Yoga studios – just like any other people, places, or things – are meant to serve you and shape you at a particular time in your life. Just because they’re no longer in your life doesn’t mean that you could have always gone without them. My yoga practice, at the time, was such a big part of my life; it shaped me. I genuinely don’t think I’d be who I am today if it wasn’t for those years of yoga. I wholeheartedly believe that. But now, I also admit that I don’t do yoga anymore. I haven’t stepped on my mat in too long. And that’s okay.
This also rings true for people. I think about all the friends that have come and gone in my life throughout the years, and how each goodbye had been heartbreaking at the time. It took me a long time to accept the goodbyes and the losses. It took me a long time to realize that people come into your life at a specific time, often for a specific reason, and then leave you at another time, also often for a specific reason. My parents used to tell me how life was like riding a train – different people get on and off your train at various stops, but you’re really the only person that is on it for the whole ride.

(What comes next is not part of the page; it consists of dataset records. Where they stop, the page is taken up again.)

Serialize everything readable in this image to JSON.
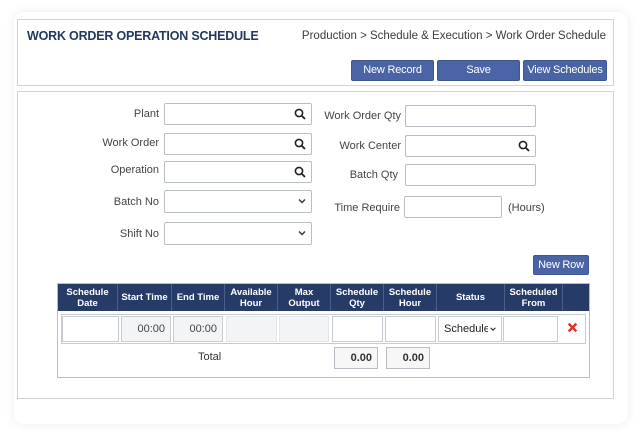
{
  "header": {
    "title": "WORK ORDER OPERATION SCHEDULE",
    "breadcrumb": "Production > Schedule & Execution > Work Order Schedule",
    "buttons": {
      "new_record": "New Record",
      "save": "Save",
      "view_schedules": "View Schedules"
    }
  },
  "form": {
    "plant": {
      "label": "Plant",
      "value": ""
    },
    "work_order": {
      "label": "Work Order",
      "value": ""
    },
    "operation": {
      "label": "Operation",
      "value": ""
    },
    "batch_no": {
      "label": "Batch No",
      "value": ""
    },
    "shift_no": {
      "label": "Shift No",
      "value": ""
    },
    "work_order_qty": {
      "label": "Work Order Qty",
      "value": ""
    },
    "work_center": {
      "label": "Work  Center",
      "value": ""
    },
    "batch_qty": {
      "label": "Batch Qty",
      "value": ""
    },
    "time_require": {
      "label": "Time Require",
      "value": "",
      "unit": "(Hours)"
    }
  },
  "table": {
    "new_row_label": "New Row",
    "columns": [
      {
        "label": "Schedule\nDate"
      },
      {
        "label": "Start Time"
      },
      {
        "label": "End Time"
      },
      {
        "label": "Available\nHour"
      },
      {
        "label": "Max\nOutput"
      },
      {
        "label": "Schedule\nQty"
      },
      {
        "label": "Schedule\nHour"
      },
      {
        "label": "Status"
      },
      {
        "label": "Scheduled\nFrom"
      },
      {
        "label": ""
      }
    ],
    "rows": [
      {
        "schedule_date": "",
        "start_time": "00:00",
        "end_time": "00:00",
        "available_hour": "",
        "max_output": "",
        "schedule_qty": "",
        "schedule_hour": "",
        "status": "Scheduled",
        "scheduled_from": ""
      }
    ],
    "total_label": "Total",
    "total_qty": "0.00",
    "total_hour": "0.00"
  },
  "colors": {
    "primary": "#4a64a6",
    "header_bg": "#273b69",
    "title": "#24385f",
    "delete": "#d9352b"
  },
  "icons": {
    "search": "search-icon",
    "dropdown": "chevron-down-icon",
    "delete": "close-icon"
  }
}
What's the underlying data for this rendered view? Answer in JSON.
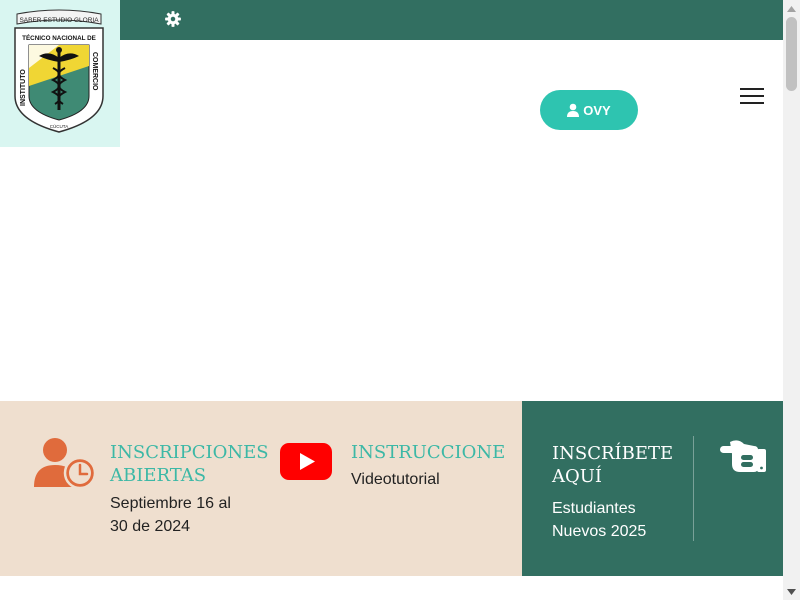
{
  "logo": {
    "motto": "SABER ESTUDIO GLORIA",
    "name_top": "TÉCNICO NACIONAL DE",
    "name_left": "INSTITUTO",
    "name_right": "COMERCIO",
    "city": "CÚCUTA"
  },
  "header": {
    "settings_icon": "gear-icon",
    "user_button_label": "OVY",
    "menu_icon": "hamburger-icon"
  },
  "info": {
    "inscripciones": {
      "title": "INSCRIPCIONES ABIERTAS",
      "dates": "Septiembre 16 al 30 de 2024",
      "icon": "user-clock-icon"
    },
    "instrucciones": {
      "title": "INSTRUCCIONE",
      "subtitle": "Videotutorial",
      "icon": "youtube-icon"
    }
  },
  "cta": {
    "title": "INSCRÍBETE AQUÍ",
    "subtitle": "Estudiantes Nuevos 2025",
    "icon": "hand-pointer-icon"
  },
  "colors": {
    "brand_green": "#326f61",
    "accent_teal": "#2ec4b0",
    "heading_teal": "#3cb8a6",
    "beige": "#efdfcf",
    "icon_orange": "#e06b3c",
    "youtube_red": "#ff0000"
  }
}
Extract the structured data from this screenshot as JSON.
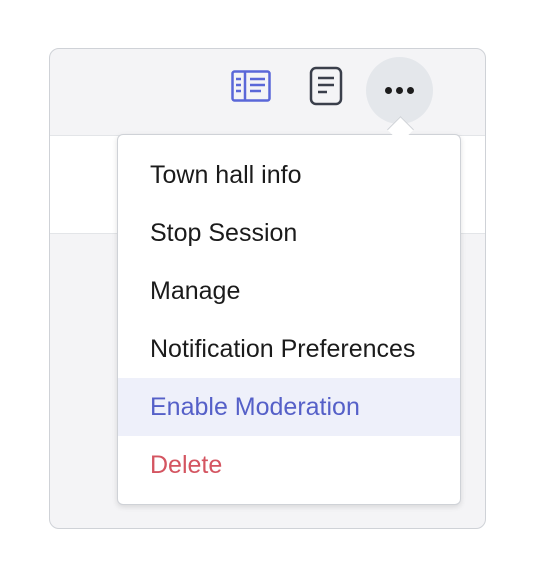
{
  "toolbar": {
    "info_icon": "sidebar-info-icon",
    "notes_icon": "notes-icon",
    "more_icon": "more-dots-icon"
  },
  "menu": {
    "items": [
      {
        "label": "Town hall info",
        "color": "#1b1b1b"
      },
      {
        "label": "Stop Session",
        "color": "#1b1b1b"
      },
      {
        "label": "Manage",
        "color": "#1b1b1b"
      },
      {
        "label": "Notification Preferences",
        "color": "#1b1b1b"
      },
      {
        "label": "Enable Moderation",
        "color": "#5560c8",
        "highlighted": true
      },
      {
        "label": "Delete",
        "color": "#d45561"
      }
    ]
  },
  "colors": {
    "accent": "#5560c8",
    "danger": "#d45561",
    "highlight_bg": "#eef0fa"
  }
}
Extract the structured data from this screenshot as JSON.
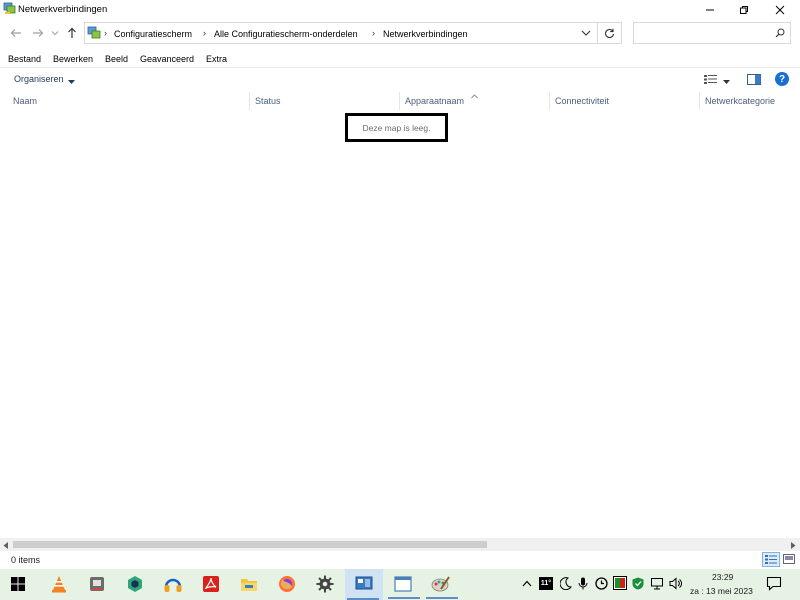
{
  "window": {
    "title": "Netwerkverbindingen",
    "controls": [
      "minimize",
      "restore",
      "close"
    ]
  },
  "navigation": {
    "breadcrumbs": [
      "Configuratiescherm",
      "Alle Configuratiescherm-onderdelen",
      "Netwerkverbindingen"
    ],
    "search_placeholder": ""
  },
  "menubar": [
    "Bestand",
    "Bewerken",
    "Beeld",
    "Geavanceerd",
    "Extra"
  ],
  "commandbar": {
    "organize_label": "Organiseren"
  },
  "columns": [
    "Naam",
    "Status",
    "Apparaatnaam",
    "Connectiviteit",
    "Netwerkcategorie"
  ],
  "content": {
    "empty_message": "Deze map is leeg."
  },
  "statusbar": {
    "item_count": "0 items"
  },
  "taskbar": {
    "apps": [
      "vlc-icon",
      "media-player-icon",
      "package-icon",
      "headphones-icon",
      "pdf-icon",
      "file-explorer-icon",
      "firefox-icon",
      "settings-icon",
      "control-panel-icon",
      "window-icon",
      "paint-icon"
    ],
    "tray": {
      "weather": "11°",
      "time": "23:29",
      "date": "za : 13 mei 2023"
    }
  },
  "colors": {
    "accent": "#0a64c8",
    "taskbar_bg": "#e6f2e3",
    "selection": "#5a8fc9"
  }
}
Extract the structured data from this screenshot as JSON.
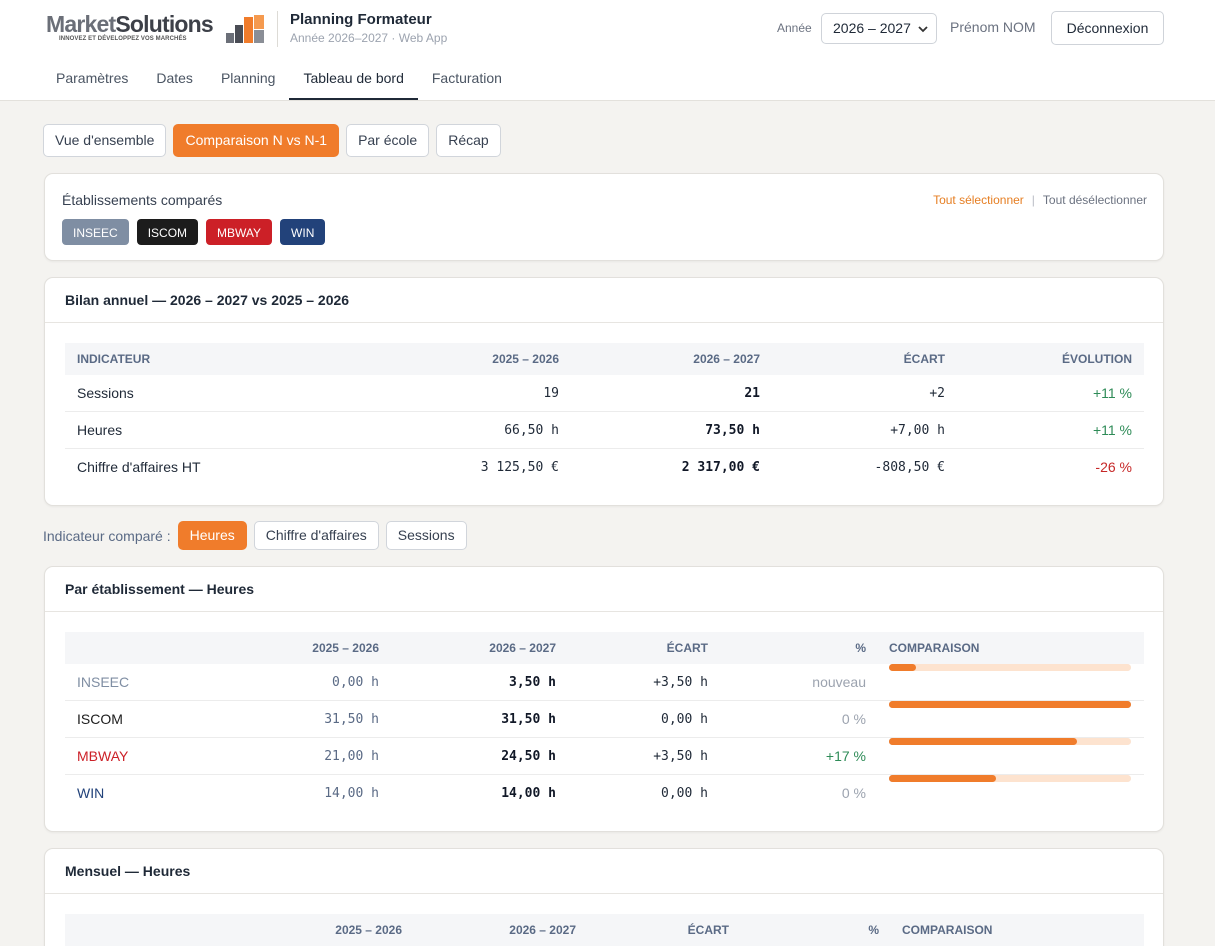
{
  "header": {
    "logo": {
      "word_regular": "Market",
      "word_bold": "Solutions",
      "tagline": "INNOVEZ ET DÉVELOPPEZ VOS MARCHÉS"
    },
    "app_title": "Planning Formateur",
    "app_subtitle": "Année 2026–2027 · Web App",
    "year_label": "Année",
    "year_value": "2026 – 2027",
    "user_name": "Prénom NOM",
    "logout_label": "Déconnexion"
  },
  "nav": [
    {
      "label": "Paramètres",
      "active": false
    },
    {
      "label": "Dates",
      "active": false
    },
    {
      "label": "Planning",
      "active": false
    },
    {
      "label": "Tableau de bord",
      "active": true
    },
    {
      "label": "Facturation",
      "active": false
    }
  ],
  "subtabs": [
    {
      "label": "Vue d'ensemble",
      "active": false
    },
    {
      "label": "Comparaison N vs N-1",
      "active": true
    },
    {
      "label": "Par école",
      "active": false
    },
    {
      "label": "Récap",
      "active": false
    }
  ],
  "establishments": {
    "title": "Établissements comparés",
    "select_all": "Tout sélectionner",
    "separator": "|",
    "deselect_all": "Tout désélectionner",
    "chips": [
      {
        "label": "INSEEC",
        "color": "#7f8ea3"
      },
      {
        "label": "ISCOM",
        "color": "#1c1c1c"
      },
      {
        "label": "MBWAY",
        "color": "#cc2027"
      },
      {
        "label": "WIN",
        "color": "#22427a"
      }
    ]
  },
  "bilan": {
    "title": "Bilan annuel — 2026 – 2027 vs 2025 – 2026",
    "headers": {
      "indicator": "INDICATEUR",
      "prev": "2025 – 2026",
      "curr": "2026 – 2027",
      "diff": "ÉCART",
      "evol": "ÉVOLUTION"
    },
    "rows": [
      {
        "indicator": "Sessions",
        "prev": "19",
        "curr": "21",
        "diff": "+2",
        "evol": "+11 %",
        "trend": "up"
      },
      {
        "indicator": "Heures",
        "prev": "66,50 h",
        "curr": "73,50 h",
        "diff": "+7,00 h",
        "evol": "+11 %",
        "trend": "up"
      },
      {
        "indicator": "Chiffre d'affaires HT",
        "prev": "3 125,50 €",
        "curr": "2 317,00 €",
        "diff": "-808,50 €",
        "evol": "-26 %",
        "trend": "down"
      }
    ]
  },
  "indicator_toggle": {
    "label": "Indicateur comparé :",
    "options": [
      {
        "label": "Heures",
        "active": true
      },
      {
        "label": "Chiffre d'affaires",
        "active": false
      },
      {
        "label": "Sessions",
        "active": false
      }
    ]
  },
  "par_etablissement": {
    "title": "Par établissement — Heures",
    "headers": {
      "name": "",
      "prev": "2025 – 2026",
      "curr": "2026 – 2027",
      "diff": "ÉCART",
      "pct": "%",
      "comparison": "COMPARAISON"
    },
    "rows": [
      {
        "name": "INSEEC",
        "name_color": "#7f8ea3",
        "prev": "0,00 h",
        "curr": "3,50 h",
        "diff": "+3,50 h",
        "pct": "nouveau",
        "pct_tone": "grey",
        "prev_fraction": 0,
        "curr_fraction": 0.11
      },
      {
        "name": "ISCOM",
        "name_color": "#1c1c1c",
        "prev": "31,50 h",
        "curr": "31,50 h",
        "diff": "0,00 h",
        "pct": "0 %",
        "pct_tone": "grey",
        "prev_fraction": 1.0,
        "curr_fraction": 1.0
      },
      {
        "name": "MBWAY",
        "name_color": "#cc2027",
        "prev": "21,00 h",
        "curr": "24,50 h",
        "diff": "+3,50 h",
        "pct": "+17 %",
        "pct_tone": "green",
        "prev_fraction": 0.667,
        "curr_fraction": 0.778
      },
      {
        "name": "WIN",
        "name_color": "#22427a",
        "prev": "14,00 h",
        "curr": "14,00 h",
        "diff": "0,00 h",
        "pct": "0 %",
        "pct_tone": "grey",
        "prev_fraction": 0.444,
        "curr_fraction": 0.444
      }
    ]
  },
  "mensuel": {
    "title": "Mensuel — Heures",
    "headers": {
      "prev": "2025 – 2026",
      "curr": "2026 – 2027",
      "diff": "ÉCART",
      "pct": "%",
      "comparison": "COMPARAISON"
    }
  }
}
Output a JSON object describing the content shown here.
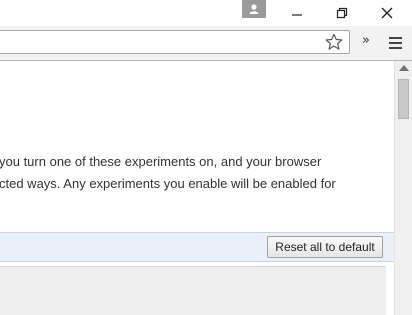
{
  "titlebar": {
    "avatar_icon": "person-icon",
    "minimize_icon": "minimize-icon",
    "maximize_icon": "restore-icon",
    "close_icon": "close-icon"
  },
  "toolbar": {
    "omnibox_value": "",
    "bookmark_icon": "star-icon",
    "overflow_label": "»",
    "menu_icon": "hamburger-menu-icon"
  },
  "content": {
    "warning_line1": "you turn one of these experiments on, and your browser",
    "warning_line2": "cted ways. Any experiments you enable will be enabled for",
    "reset_button_label": "Reset all to default"
  }
}
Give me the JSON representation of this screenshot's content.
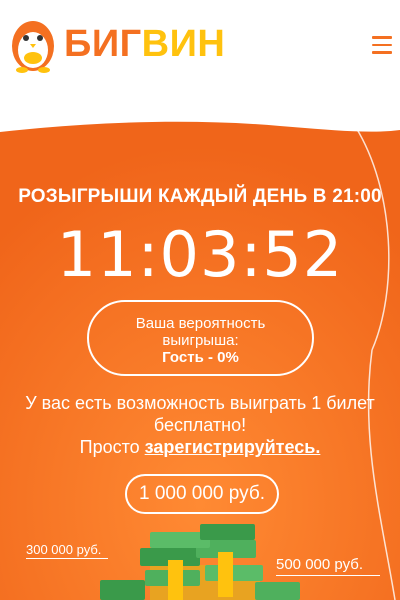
{
  "header": {
    "logo_part1": "БИГ",
    "logo_part2": "ВИН",
    "icons": {
      "logo": "penguin-mascot-icon",
      "menu": "hamburger-menu-icon"
    }
  },
  "hero": {
    "title": "РОЗЫГРЫШИ КАЖДЫЙ ДЕНЬ В 21:00",
    "timer": "11:03:52",
    "chance_line1": "Ваша вероятность",
    "chance_line2": "выигрыша:",
    "chance_value": "Гость - 0%",
    "offer_line1": "У вас есть возможность выиграть 1 билет",
    "offer_line2": "бесплатно!",
    "offer_prefix": "Просто ",
    "offer_link": "зарегистрируйтесь.",
    "jackpot": "1 000 000 руб.",
    "prize_left": "300 000 руб.",
    "prize_right": "500 000 руб."
  },
  "colors": {
    "brand_orange": "#f47021",
    "brand_yellow": "#ffc20e",
    "hero_orange": "#f26a1b",
    "money_green": "#3a9a4a"
  }
}
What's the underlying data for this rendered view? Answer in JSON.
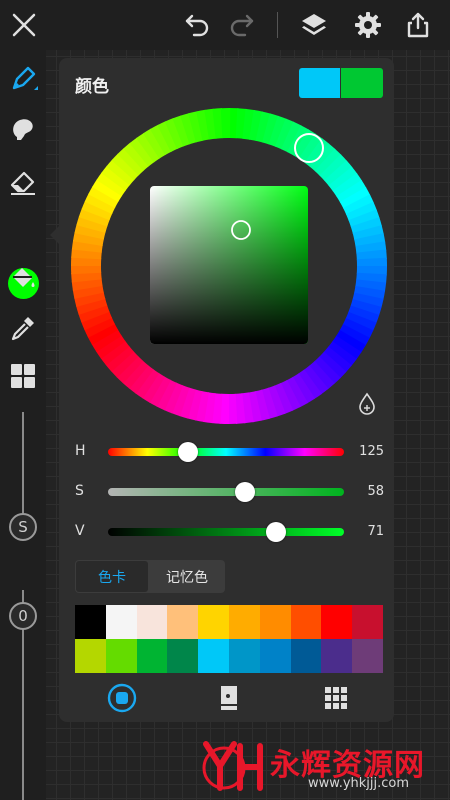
{
  "toolbar": {
    "icons": [
      "close-icon",
      "undo-icon",
      "redo-icon",
      "layers-icon",
      "gear-icon",
      "share-icon"
    ]
  },
  "sidebar": {
    "tools": [
      "brush-icon",
      "smudge-icon",
      "eraser-icon",
      "current-color",
      "fill-bucket-icon",
      "eyedropper-icon",
      "grid-icon"
    ],
    "current_color": "#00ff00",
    "size_slider_label": "S",
    "opacity_slider_label": "0"
  },
  "panel": {
    "title": "颜色",
    "previous_color": "#00c8f8",
    "new_color": "#00c832",
    "hsv": {
      "h": {
        "label": "H",
        "value": "125"
      },
      "s": {
        "label": "S",
        "value": "58"
      },
      "v": {
        "label": "V",
        "value": "71"
      }
    },
    "tabs": [
      {
        "label": "色卡",
        "active": true
      },
      {
        "label": "记忆色",
        "active": false
      }
    ],
    "palette_row1": [
      "#000000",
      "#f5f5f5",
      "#f8e4dc",
      "#ffc07a",
      "#ffd400",
      "#ffac00",
      "#ff8c00",
      "#ff4e00",
      "#ff0000",
      "#c8102e"
    ],
    "palette_row2": [
      "#b4d700",
      "#64dc00",
      "#00b432",
      "#00864a",
      "#00c8f8",
      "#0096c8",
      "#0082c8",
      "#005a96",
      "#4b2d8c",
      "#6e3c78"
    ],
    "bottom_tabs": [
      "wheel-mode-icon",
      "card-mode-icon",
      "palette-grid-icon"
    ]
  },
  "watermark": {
    "text": "永辉资源网",
    "url": "www.yhkjjj.com"
  }
}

People come and go. Things come and go. Places are your home, and then they’re not.
Now, I’ve started going to Sweat and Tonic, a fitness studio in the heart of downtown Toronto. It’s my new temporarily permanent home, in a way. Just this morning, I tried out a new class they had – a blend of yoga and pilates in their hot studio. It was my first full yoga class since the pandemic. We flowed through sequences that felt simultaneously foreign and familiar to me; it was like my body never forgot the Warrior Flow or how to move through the sun salutations, but was still confused as to why I was now suddenly picking it up again, close to two years later.
As we closed out the class with some breathing and some silence, I sat there in the heat, thinking about my old studio and how I missed it — how I missed the energy of the class, and the warm embrace of the hot air as I stepped into the practice room each time. But at that moment, I also was thinking about how much I was starting to love this new studio and how it was starting to grow on me. I thought to myself, “I wonder what will come out of this one.” Only time will tell, I guess.